A friend of mine who has been in my life for over 25 years asked me yesterday (on my birthday) if I hope to be still living when there is a cure for mental illness. At first I was caught off guard as it was unusual for him to say such a thing but instead of letting the disappointment take over me…I simply said no. I knew that no matter how much I wanted him to understand that he would not as obviously he already considers that I am not who I once was, which is partially true. In order to “cure” me of my mental illness it would require changing who I am. Yes, I despise my illness but I do not wish I were someone that I am not. Instead of hoping for a “cure” for mental illness. How about dream and hope for a cure that doesn’t require changing who someone is? The only cure I hope for regarding mental illness is a cure for the stigma against us.
Next week will be one year since I endured yet another biopsy and was subsequently diagnosed with cancer for the second time. With the amount of chemotherapy, radiation and radioactive iodine I have had pumped into my veins, swallowed, and zapped into my body …I am sure it will not be the last.

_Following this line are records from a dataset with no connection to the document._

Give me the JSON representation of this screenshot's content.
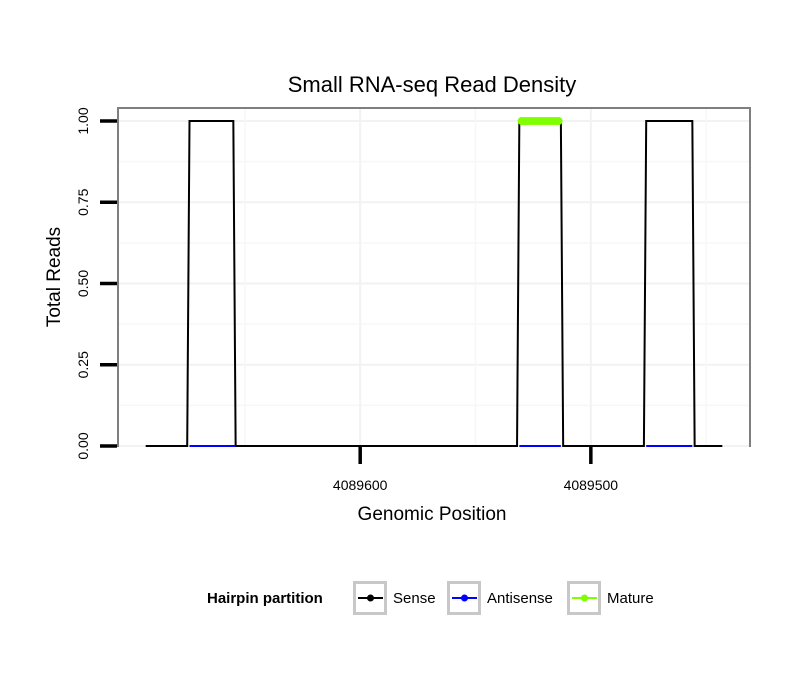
{
  "chart_data": {
    "type": "line",
    "title": "Small RNA-seq Read Density",
    "xlabel": "Genomic Position",
    "ylabel": "Total Reads",
    "ylim": [
      0,
      1.04
    ],
    "xlim": [
      4089705,
      4089431
    ],
    "x_reversed": true,
    "x_ticks": [
      4089600,
      4089500
    ],
    "x_tick_labels": [
      "4089600",
      "4089500"
    ],
    "y_ticks": [
      0,
      0.25,
      0.5,
      0.75,
      1.0
    ],
    "y_tick_labels": [
      "0.00",
      "0.25",
      "0.50",
      "0.75",
      "1.00"
    ],
    "grid": true,
    "legend": {
      "position": "bottom",
      "title": "Hairpin partition",
      "entries": [
        {
          "label": "Sense",
          "color": "#000000"
        },
        {
          "label": "Antisense",
          "color": "#0000ff"
        },
        {
          "label": "Mature",
          "color": "#7fff00"
        }
      ]
    },
    "series": [
      {
        "name": "Sense",
        "color": "#000000",
        "x": [
          4089693,
          4089675,
          4089674,
          4089655,
          4089654,
          4089532,
          4089531,
          4089513,
          4089512,
          4089477,
          4089476,
          4089456,
          4089455,
          4089443
        ],
        "y": [
          0,
          0,
          1,
          1,
          0,
          0,
          1,
          1,
          0,
          0,
          1,
          1,
          0,
          0
        ]
      },
      {
        "name": "Antisense",
        "color": "#0000ff",
        "segments": [
          {
            "x": [
              4089674,
              4089654
            ],
            "y": [
              0,
              0
            ]
          },
          {
            "x": [
              4089531,
              4089513
            ],
            "y": [
              0,
              0
            ]
          },
          {
            "x": [
              4089476,
              4089456
            ],
            "y": [
              0,
              0
            ]
          }
        ]
      },
      {
        "name": "Mature",
        "color": "#7fff00",
        "x": [
          4089530,
          4089514
        ],
        "y": [
          1,
          1
        ]
      }
    ]
  }
}
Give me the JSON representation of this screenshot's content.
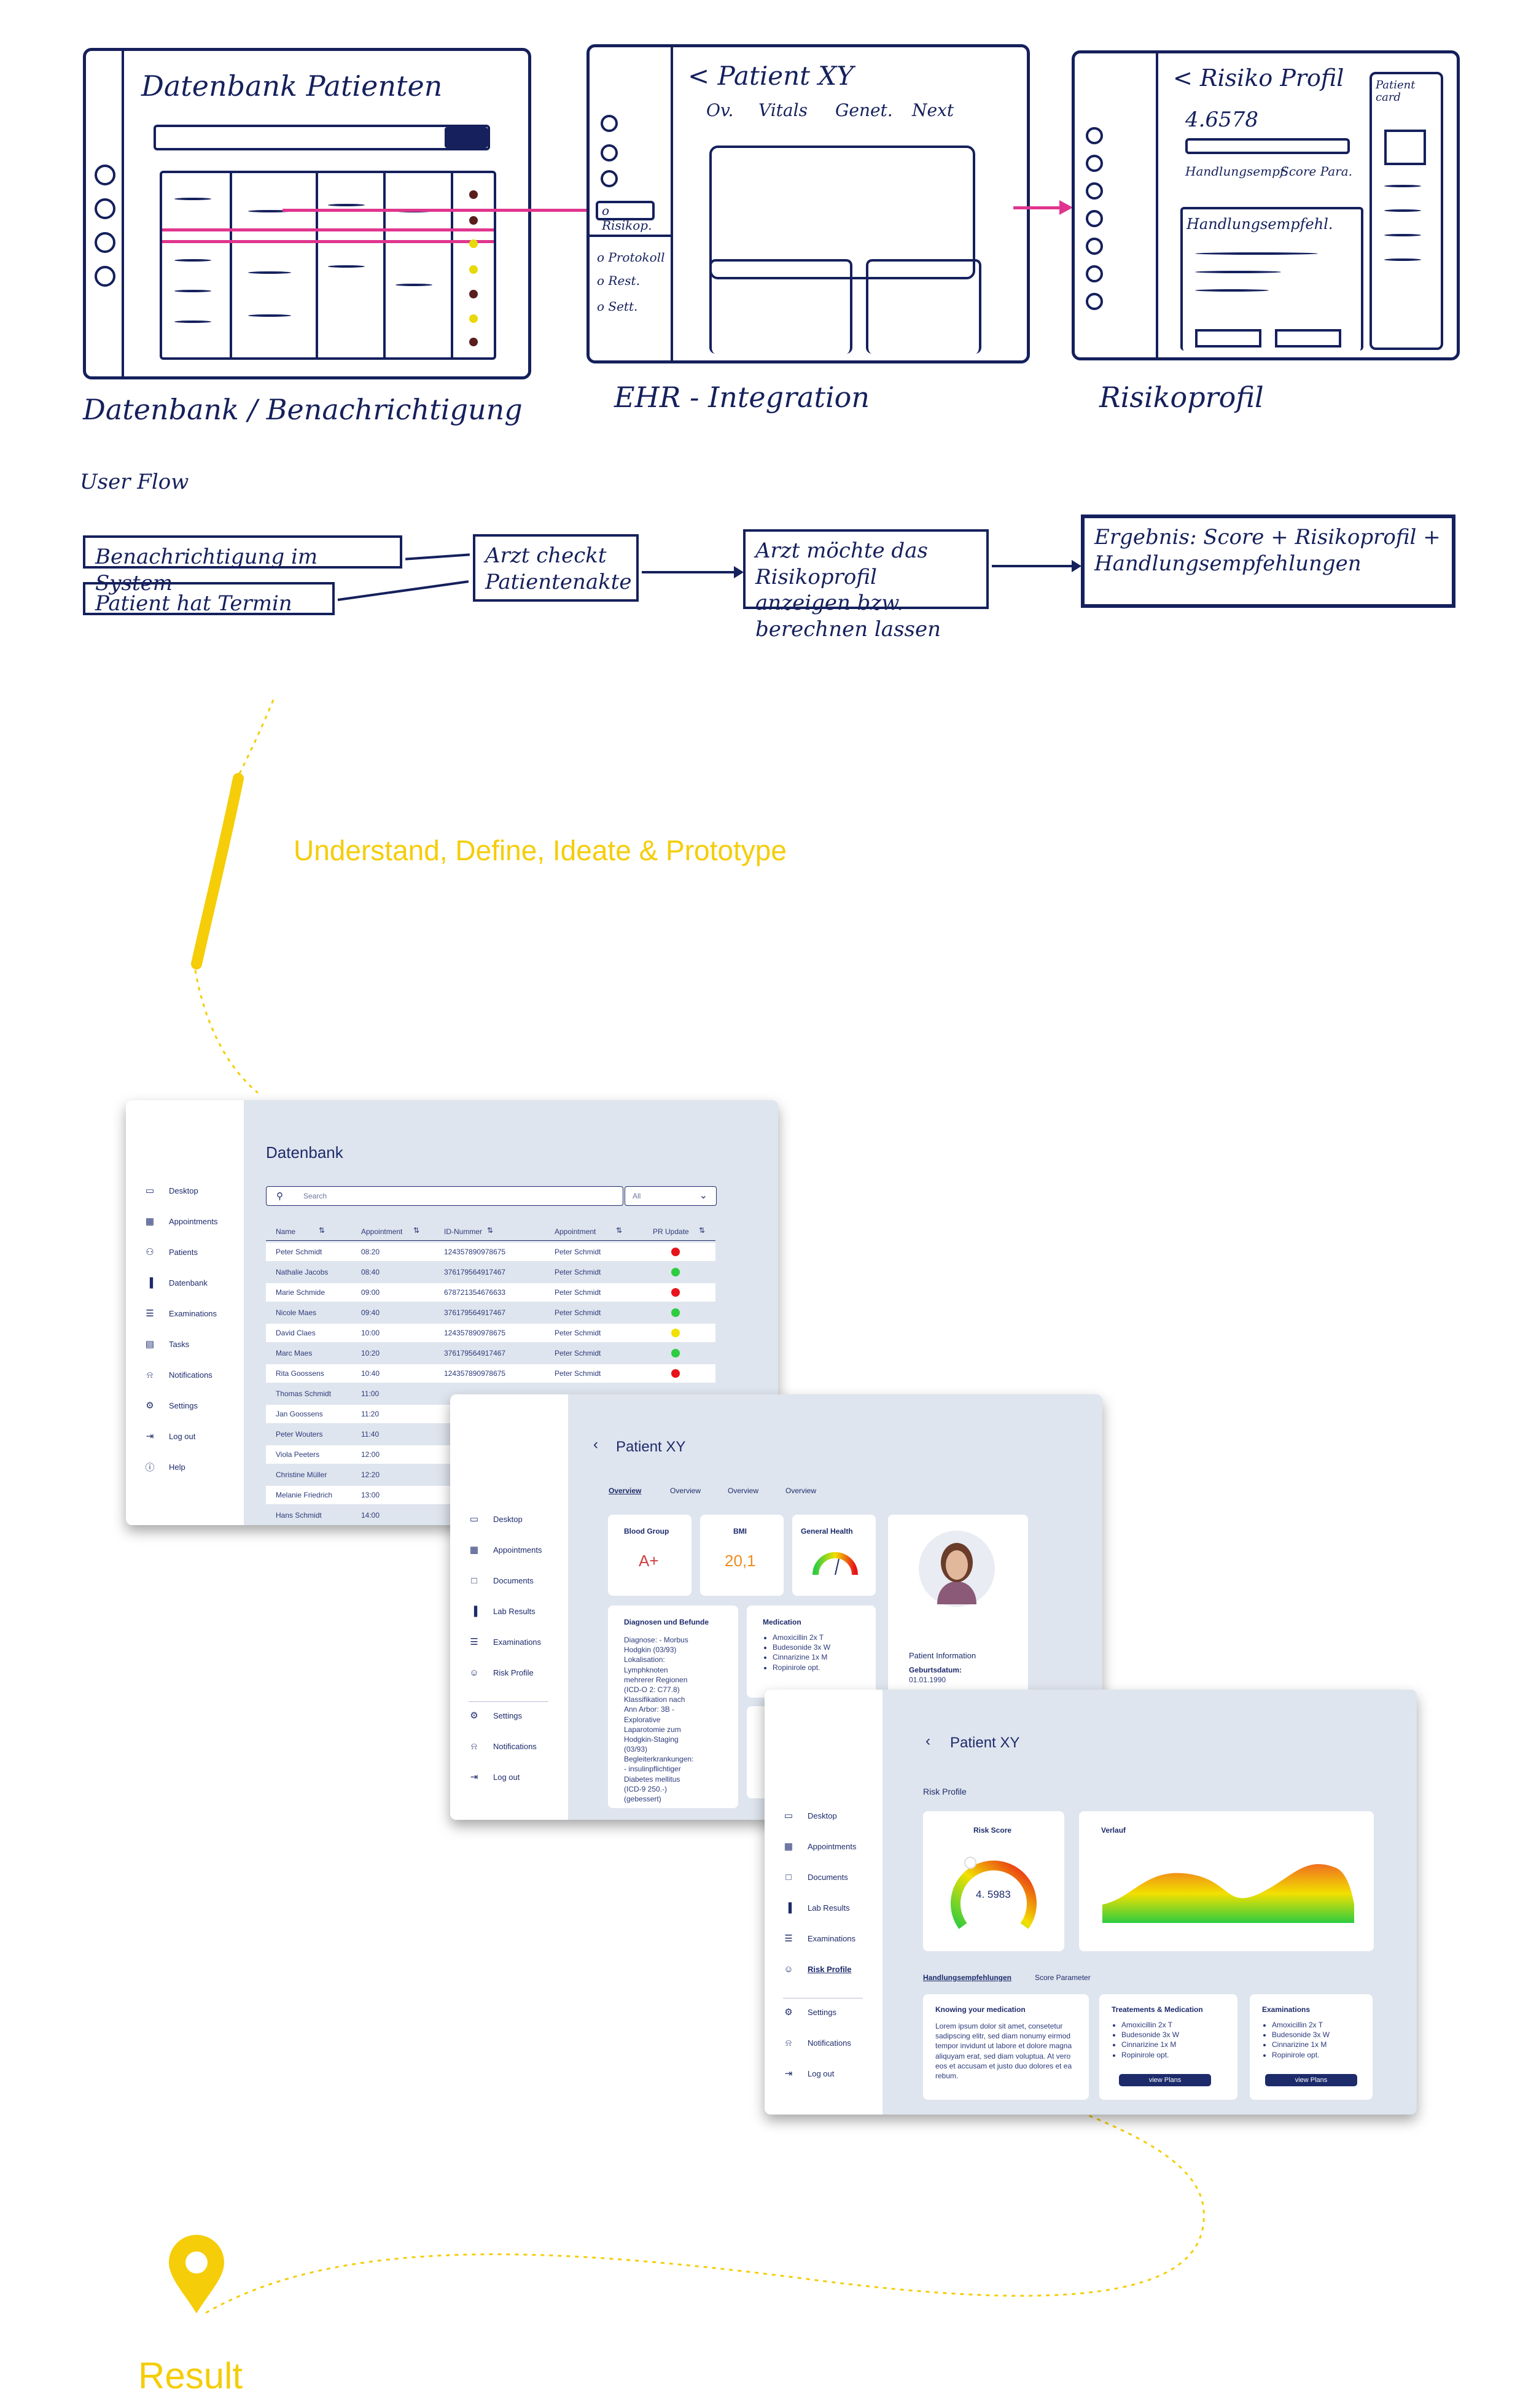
{
  "sketch": {
    "frame1": {
      "title": "Datenbank Patienten",
      "caption": "Datenbank / Benachrichtigung"
    },
    "frame2": {
      "title": "< Patient XY",
      "tabs": [
        "Ov.",
        "Vitals",
        "Genet.",
        "Next"
      ],
      "side_items": [
        "o Risikop.",
        "o Protokoll",
        "o Rest.",
        "o Sett."
      ],
      "caption": "EHR - Integration"
    },
    "frame3": {
      "title": "< Risiko Profil",
      "score": "4.6578",
      "tabs": [
        "Handlungsempf.",
        "Score Para."
      ],
      "patient_card": "Patient card",
      "box_title": "Handlungsempfehl.",
      "caption": "Risikoprofil"
    },
    "user_flow": {
      "label": "User Flow",
      "box1": "Benachrichtigung im System",
      "box2": "Patient hat Termin",
      "box3": "Arzt checkt Patientenakte",
      "box4": "Arzt möchte das Risikoprofil anzeigen bzw. berechnen lassen",
      "box5": "Ergebnis: Score + Risikoprofil + Handlungsempfehlungen"
    }
  },
  "process_label": "Understand, Define, Ideate & Prototype",
  "result_label": "Result",
  "colors": {
    "accent": "#f5cd08",
    "navy": "#1d2b6b",
    "panel": "#dfe5ee",
    "green": "#2ecc40",
    "red": "#e8141b",
    "yellow": "#f2e000"
  },
  "datenbank": {
    "title": "Datenbank",
    "search_placeholder": "Search",
    "filter": "All",
    "nav": [
      {
        "label": "Desktop",
        "icon": "desktop-icon"
      },
      {
        "label": "Appointments",
        "icon": "calendar-icon"
      },
      {
        "label": "Patients",
        "icon": "people-icon"
      },
      {
        "label": "Datenbank",
        "icon": "bar-chart-icon"
      },
      {
        "label": "Examinations",
        "icon": "list-icon"
      },
      {
        "label": "Tasks",
        "icon": "clipboard-icon"
      },
      {
        "label": "Notifications",
        "icon": "bell-icon"
      },
      {
        "label": "Settings",
        "icon": "gear-icon"
      },
      {
        "label": "Log out",
        "icon": "logout-icon"
      },
      {
        "label": "Help",
        "icon": "help-icon"
      }
    ],
    "columns": [
      "Name",
      "Appointment",
      "ID-Nummer",
      "Appointment",
      "PR Update"
    ],
    "rows": [
      {
        "name": "Peter Schmidt",
        "time": "08:20",
        "id": "124357890978675",
        "doc": "Peter Schmidt",
        "status": "red"
      },
      {
        "name": "Nathalie Jacobs",
        "time": "08:40",
        "id": "376179564917467",
        "doc": "Peter Schmidt",
        "status": "green"
      },
      {
        "name": "Marie Schmide",
        "time": "09:00",
        "id": "678721354676633",
        "doc": "Peter Schmidt",
        "status": "red"
      },
      {
        "name": "Nicole Maes",
        "time": "09:40",
        "id": "376179564917467",
        "doc": "Peter Schmidt",
        "status": "green"
      },
      {
        "name": "David Claes",
        "time": "10:00",
        "id": "124357890978675",
        "doc": "Peter Schmidt",
        "status": "yellow"
      },
      {
        "name": "Marc Maes",
        "time": "10:20",
        "id": "376179564917467",
        "doc": "Peter Schmidt",
        "status": "green"
      },
      {
        "name": "Rita Goossens",
        "time": "10:40",
        "id": "124357890978675",
        "doc": "Peter Schmidt",
        "status": "red"
      },
      {
        "name": "Thomas Schmidt",
        "time": "11:00",
        "id": "",
        "doc": "",
        "status": ""
      },
      {
        "name": "Jan Goossens",
        "time": "11:20",
        "id": "",
        "doc": "",
        "status": ""
      },
      {
        "name": "Peter Wouters",
        "time": "11:40",
        "id": "",
        "doc": "",
        "status": ""
      },
      {
        "name": "Viola Peeters",
        "time": "12:00",
        "id": "",
        "doc": "",
        "status": ""
      },
      {
        "name": "Christine Müller",
        "time": "12:20",
        "id": "",
        "doc": "",
        "status": ""
      },
      {
        "name": "Melanie Friedrich",
        "time": "13:00",
        "id": "",
        "doc": "",
        "status": ""
      },
      {
        "name": "Hans Schmidt",
        "time": "14:00",
        "id": "",
        "doc": "",
        "status": ""
      }
    ]
  },
  "patient": {
    "title": "Patient XY",
    "tabs": [
      "Overview",
      "Overview",
      "Overview",
      "Overview"
    ],
    "nav": [
      {
        "label": "Desktop",
        "icon": "desktop-icon"
      },
      {
        "label": "Appointments",
        "icon": "calendar-icon"
      },
      {
        "label": "Documents",
        "icon": "document-icon"
      },
      {
        "label": "Lab Results",
        "icon": "bar-chart-icon"
      },
      {
        "label": "Examinations",
        "icon": "list-icon"
      },
      {
        "label": "Risk Profile",
        "icon": "person-icon"
      },
      {
        "label": "Settings",
        "icon": "gear-icon"
      },
      {
        "label": "Notifications",
        "icon": "bell-icon"
      },
      {
        "label": "Log out",
        "icon": "logout-icon"
      }
    ],
    "blood_group_label": "Blood Group",
    "blood_group": "A+",
    "bmi_label": "BMI",
    "bmi": "20,1",
    "health_label": "General Health",
    "diagnosen_label": "Diagnosen und Befunde",
    "diagnosen_text": "Diagnose: - Morbus Hodgkin (03/93) Lokalisation: Lymphknoten mehrerer Regionen (ICD-O 2: C77.8) Klassifikation nach Ann Arbor: 3B - Explorative Laparotomie zum Hodgkin-Staging (03/93) Begleiterkrankungen: - insulinpflichtiger Diabetes mellitus (ICD-9 250.-) (gebessert)",
    "medication_label": "Medication",
    "medication": [
      "Amoxicillin 2x T",
      "Budesonide 3x W",
      "Cinnarizine 1x M",
      "Ropinirole opt."
    ],
    "info_label": "Patient Information",
    "birth_label": "Geburtsdatum:",
    "birth_value": "01.01.1990"
  },
  "risk": {
    "title": "Patient XY",
    "section": "Risk Profile",
    "nav": [
      {
        "label": "Desktop",
        "icon": "desktop-icon"
      },
      {
        "label": "Appointments",
        "icon": "calendar-icon"
      },
      {
        "label": "Documents",
        "icon": "document-icon"
      },
      {
        "label": "Lab Results",
        "icon": "bar-chart-icon"
      },
      {
        "label": "Examinations",
        "icon": "list-icon"
      },
      {
        "label": "Risk Profile",
        "icon": "person-icon"
      },
      {
        "label": "Settings",
        "icon": "gear-icon"
      },
      {
        "label": "Notifications",
        "icon": "bell-icon"
      },
      {
        "label": "Log out",
        "icon": "logout-icon"
      }
    ],
    "score_label": "Risk Score",
    "score": "4. 5983",
    "verlauf_label": "Verlauf",
    "tab_active": "Handlungsempfehlungen",
    "tab_other": "Score Parameter",
    "card1_title": "Knowing your medication",
    "card1_text": "Lorem ipsum dolor sit amet, consetetur sadipscing elitr, sed diam nonumy eirmod tempor invidunt ut labore et dolore magna aliquyam erat, sed diam voluptua. At vero eos et accusam et justo duo dolores et ea rebum.",
    "card2_title": "Treatements & Medication",
    "card3_title": "Examinations",
    "list": [
      "Amoxicillin 2x T",
      "Budesonide 3x W",
      "Cinnarizine 1x M",
      "Ropinirole opt."
    ],
    "view_plans": "view Plans"
  }
}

Each treatment comes with great risks of a different cancer than prescribed to treat.
Years from now, whether it’s 20, 30, 40, or 50, there will be a cure for cancer (it is my belief that it is already here). When that time comes remember all those who did not make it out alive. Remember the ones who did. Remember the children, wives, husbands, mothers, fathers, girlfriends, boyfriends, brothers, sisters, friends, aunts, uncles, cousins and sometimes complete strangers who spent so much of their time worried about us. For it was those people, our loved ones, who watched us struggle through the weakness, the weight loss, vomit, nausea, calcified salivary glands, skin burns, diarrhea, hair loss, loss of smell, loss of taste, pain in our limbs, muscle cramps, loss of sleep – especially on all nights we had to change our bed linens from all the night sweats, and all of the days when it is hard for us to even see because our eyes constantly water from the dry eyes side effect of the treatment we chose for a chance to live. Also don’t forget the times we triumphed.

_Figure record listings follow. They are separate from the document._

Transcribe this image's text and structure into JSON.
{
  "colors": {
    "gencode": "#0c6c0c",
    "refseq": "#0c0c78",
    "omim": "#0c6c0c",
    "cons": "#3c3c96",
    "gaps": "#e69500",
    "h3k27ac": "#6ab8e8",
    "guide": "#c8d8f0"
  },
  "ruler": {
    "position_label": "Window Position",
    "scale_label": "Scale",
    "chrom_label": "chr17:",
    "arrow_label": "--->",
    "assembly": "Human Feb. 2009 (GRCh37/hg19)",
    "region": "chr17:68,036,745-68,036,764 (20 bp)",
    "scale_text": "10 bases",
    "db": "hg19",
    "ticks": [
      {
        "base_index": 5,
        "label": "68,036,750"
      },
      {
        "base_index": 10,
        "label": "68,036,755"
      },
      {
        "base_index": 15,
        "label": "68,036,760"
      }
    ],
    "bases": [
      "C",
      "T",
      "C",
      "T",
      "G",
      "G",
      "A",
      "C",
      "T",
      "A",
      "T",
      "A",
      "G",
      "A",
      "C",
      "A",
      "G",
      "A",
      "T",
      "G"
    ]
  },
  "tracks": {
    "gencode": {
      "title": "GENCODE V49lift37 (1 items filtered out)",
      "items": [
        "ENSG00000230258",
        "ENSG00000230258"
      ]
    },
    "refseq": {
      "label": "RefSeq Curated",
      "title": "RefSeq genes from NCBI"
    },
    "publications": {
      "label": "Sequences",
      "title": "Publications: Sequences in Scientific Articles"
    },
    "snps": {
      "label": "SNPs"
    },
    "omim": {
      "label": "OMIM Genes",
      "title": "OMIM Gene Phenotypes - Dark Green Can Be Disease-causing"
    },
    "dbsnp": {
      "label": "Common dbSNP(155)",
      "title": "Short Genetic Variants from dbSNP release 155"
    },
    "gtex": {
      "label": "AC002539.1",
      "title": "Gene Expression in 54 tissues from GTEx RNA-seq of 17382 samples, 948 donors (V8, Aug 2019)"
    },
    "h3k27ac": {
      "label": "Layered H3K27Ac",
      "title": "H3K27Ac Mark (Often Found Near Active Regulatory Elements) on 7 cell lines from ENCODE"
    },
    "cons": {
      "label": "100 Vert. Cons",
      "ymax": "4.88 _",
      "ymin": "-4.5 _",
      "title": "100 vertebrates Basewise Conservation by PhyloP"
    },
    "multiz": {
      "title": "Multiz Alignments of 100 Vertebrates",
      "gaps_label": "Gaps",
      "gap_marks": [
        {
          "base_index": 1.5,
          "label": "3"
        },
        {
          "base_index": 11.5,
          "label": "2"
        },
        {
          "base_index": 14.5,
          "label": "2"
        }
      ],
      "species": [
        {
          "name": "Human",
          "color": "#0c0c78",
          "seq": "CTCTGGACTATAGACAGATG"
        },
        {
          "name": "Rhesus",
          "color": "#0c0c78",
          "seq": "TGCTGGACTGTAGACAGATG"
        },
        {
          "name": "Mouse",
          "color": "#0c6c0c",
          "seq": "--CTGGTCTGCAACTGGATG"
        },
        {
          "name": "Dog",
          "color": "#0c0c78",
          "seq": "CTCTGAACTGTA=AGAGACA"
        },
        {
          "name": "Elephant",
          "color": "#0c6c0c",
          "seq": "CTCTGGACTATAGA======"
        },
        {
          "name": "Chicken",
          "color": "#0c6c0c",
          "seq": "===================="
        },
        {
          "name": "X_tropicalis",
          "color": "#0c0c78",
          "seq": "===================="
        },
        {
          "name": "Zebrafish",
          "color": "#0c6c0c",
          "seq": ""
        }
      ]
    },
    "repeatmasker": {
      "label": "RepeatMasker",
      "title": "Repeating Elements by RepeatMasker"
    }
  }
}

All the wives, husbands, girlfriends and boyfriends who took a great risk to love us and give us their time …remember them for they are truly courageous. Remember those who extended an invitation to sit through treatment with us or to drive us to our appointments. Remember them as they knew (even if we didn’t at times) that the strength of our minds was not overpowered by our physical weakness. Remember how their love didn’t let us give up. When we asked if there was a reason to live…you showed us that yes there was a reason to survive until there was no hope left for a life full of quality. You helped us be at peace with that decision when the time came.
So I ask of you… 20, 30, 40, or 50 years from now when there is a cure for cancer, celebrate for me and all of those afflicted by this terrible disease. A cure for the term “cancer” is interchangeable with many other diseases such as Alzheimer’s, but for me mental illness is not one of them. If ever there is a “cure” for mental illness, I hope that I will no longer be here for the world will definitely lose it’s color …if you know what I mean.